Air mata memaksa keluar dan akhirnya mengalir di pipinya, menyatu dengan kotoran dan debu yang melekat di sana. Tubuhnya terasa remuk, hancur. Ia hanya menatap kosong pada mereka yang pergi meninggalkannya di sana. Isi perutnya bergulung, tetapi tidak ada yang bisa ia muntahkan. Menatap tanpa emosi ke arah orang-orang berjalan melewati gang kecil itu, jubah-jubah gelap mereka berkibar di ketergesaan, jubah gelap yang menyembunyikan hati yang lebih gelap.
Tidak ada yang menatap atau barang saja menoleh ke arahnya, padahal lebih dari satu yang mendengar atau mengetahui apa yang terjadi kepadanya. Ia ingin membenci. Ia ingin membakar habis mereka semua untuk keegoisan mereka. Tetapi dia lelah dan tidak dapat menghabiskan barang sedikit saja energinya untuk orang-orang semacam mereka. Dia menatap ke arah langit malam, kepada bintang-bintang yang berkilauan indah di atas sana.Tiba-tiba, ia tahu apa yang akan terjadi.
Dia akan mati.
Tak heran sebenarnya, karena mereka juga melemparkan beberapa mantera jahat ke arahnya. Mereka juga menghajar, memukul tubuhnya yang sudah tak berdaya atas perlakuan mereka.

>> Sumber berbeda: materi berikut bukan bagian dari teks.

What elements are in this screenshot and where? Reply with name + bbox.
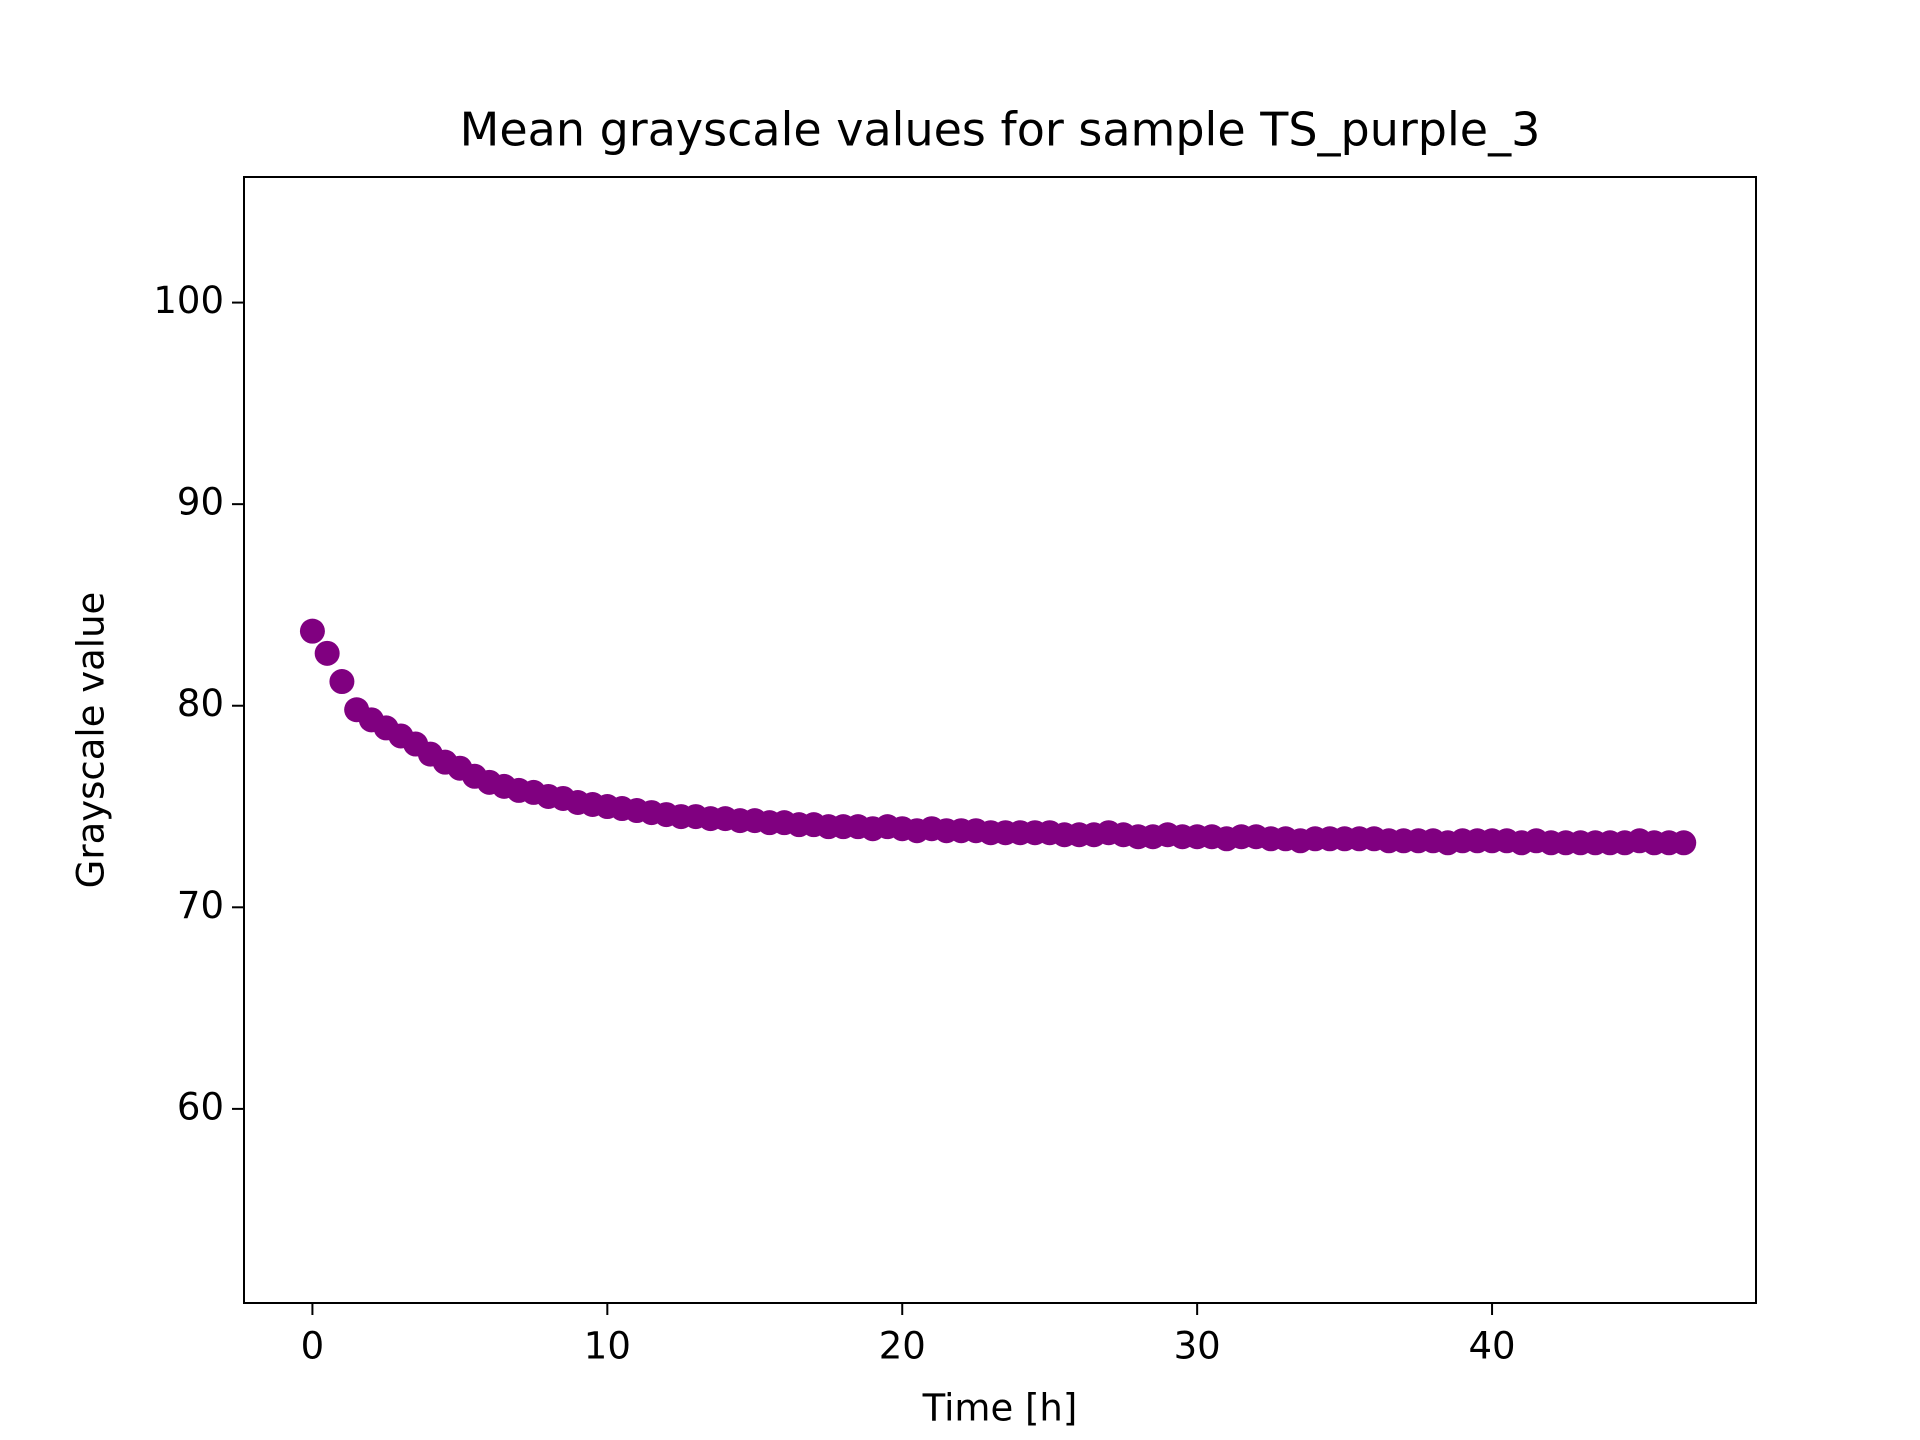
data-point (299, 618, 325, 644)
y-tick-label: 90 (177, 481, 224, 524)
x-tick-label: 0 (301, 1325, 325, 1368)
x-axis-label: Time [h] (922, 1387, 1078, 1430)
x-tick-label: 20 (879, 1325, 926, 1368)
data-point (329, 669, 355, 695)
y-tick-label: 60 (177, 1085, 224, 1128)
chart-title: Mean grayscale values for sample TS_purp… (460, 103, 1541, 157)
y-tick-label: 70 (177, 884, 224, 927)
y-tick-label: 80 (177, 682, 224, 725)
x-tick-label: 10 (584, 1325, 631, 1368)
data-point (1671, 830, 1697, 856)
y-tick-label: 100 (153, 279, 224, 322)
plot-frame (243, 176, 1757, 1304)
y-axis-label: Grayscale value (70, 592, 113, 889)
data-point (314, 640, 340, 666)
x-tick-label: 40 (1469, 1325, 1516, 1368)
x-tick-label: 30 (1174, 1325, 1221, 1368)
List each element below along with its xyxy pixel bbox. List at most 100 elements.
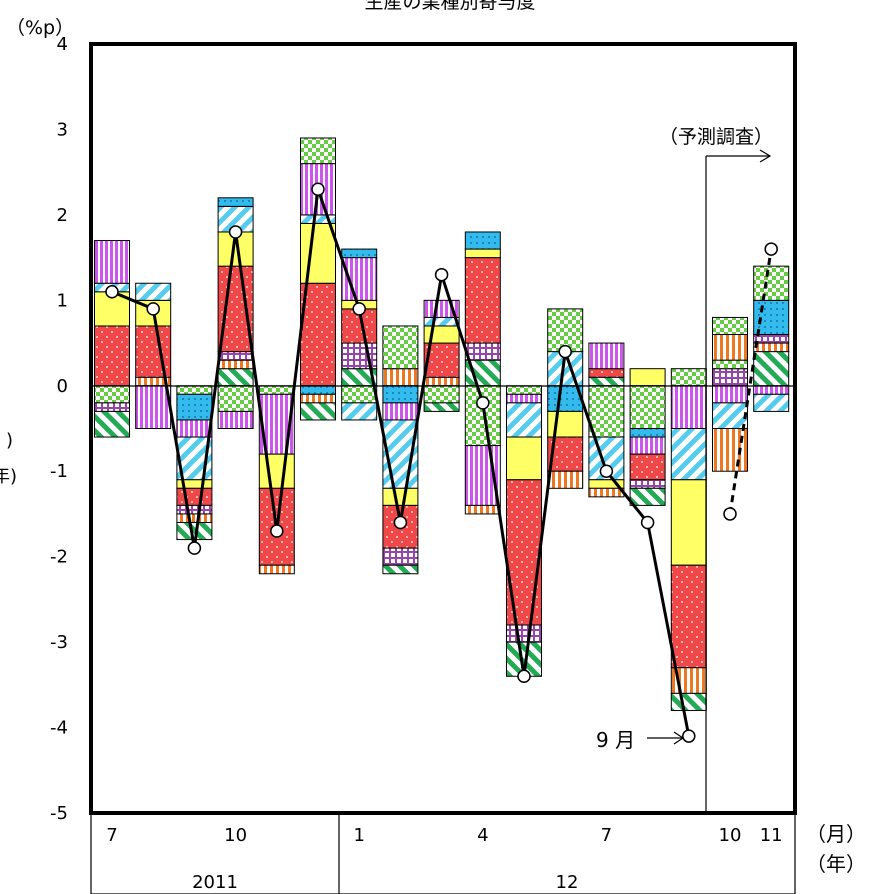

Knockturn Alley. Bangunan tua dan gelap dengan kumpulan kecil penyihir berkeliaran. Dan di kejauhan, cahaya terang dan gembira tempat yang berbeda menyinari kegelapan malam.
Diagon Alley. Keluarganya pasti berada di sana entah di mana, menikmati suasana dan atmosfir menyenangkan itu. Menikmati peringatan dan festival Samhain, seperti yang mereka lakukan setiap tahunnya. Toh, mereka bahkan tidak akan berpikir untuk mulai mencarinya untuk beberapa jam ke depan paling tidak. Mereka terbiasa dengannya yang berkeliling sendiri, terbiasa dengannya yang menyelinap untuk membaca atau menikmati dirinya di sebuah toko manarik.
Tiba-tiba dadanya terasa sakit. Sesak.
Ia seharusnya tidak pernah meninggalkan sisi mereka malam ini. Ia seharusnya tidak pernah berkeliaran terlalu dekat dengan pintu masuk Knockturn Alley. Ia sudah mengetahui akan bahayanya.Dia harusnya lebih berhati-hati.
Tetapi ia hanya ingin pergi dari itu semua, walau hanya sebentar. Dia perlu penjauh dari ejekan tak punya hati dari teman-temannya, rumor tak sedap, dan pandangan kejam yang membuatnya menderita di sekolah. Dia tidak dapat menahan diri untuk bersama keluarga bahagianya, keluarga bahagia ketika ia merasa sangat ternodai, seperti ia merupakan sebuah kesalahan untuk berada bersama mereka. Tidak layak.
Memang lebih baik begini saja.
Inilah dia.
Akhirnya.
Ia penasaran, apakah mereka akan merindukannya? Jika mereka akan peduli?
Ah, itu bukan lagi masalah.
Dia mengambil tatapan terakhir ke arah dunia yang indah tetapi juga rusak.
Dia ingin mati.
Harry seketika terbangun, tubuh bergulat dengan jubah robek tak layak pakai, nafas terengah-engah dengan keringat dingin yang membanjiri seluruh tubuhnya. Cahaya remang-remang seakan menambah kesuraman dalam mimpinya.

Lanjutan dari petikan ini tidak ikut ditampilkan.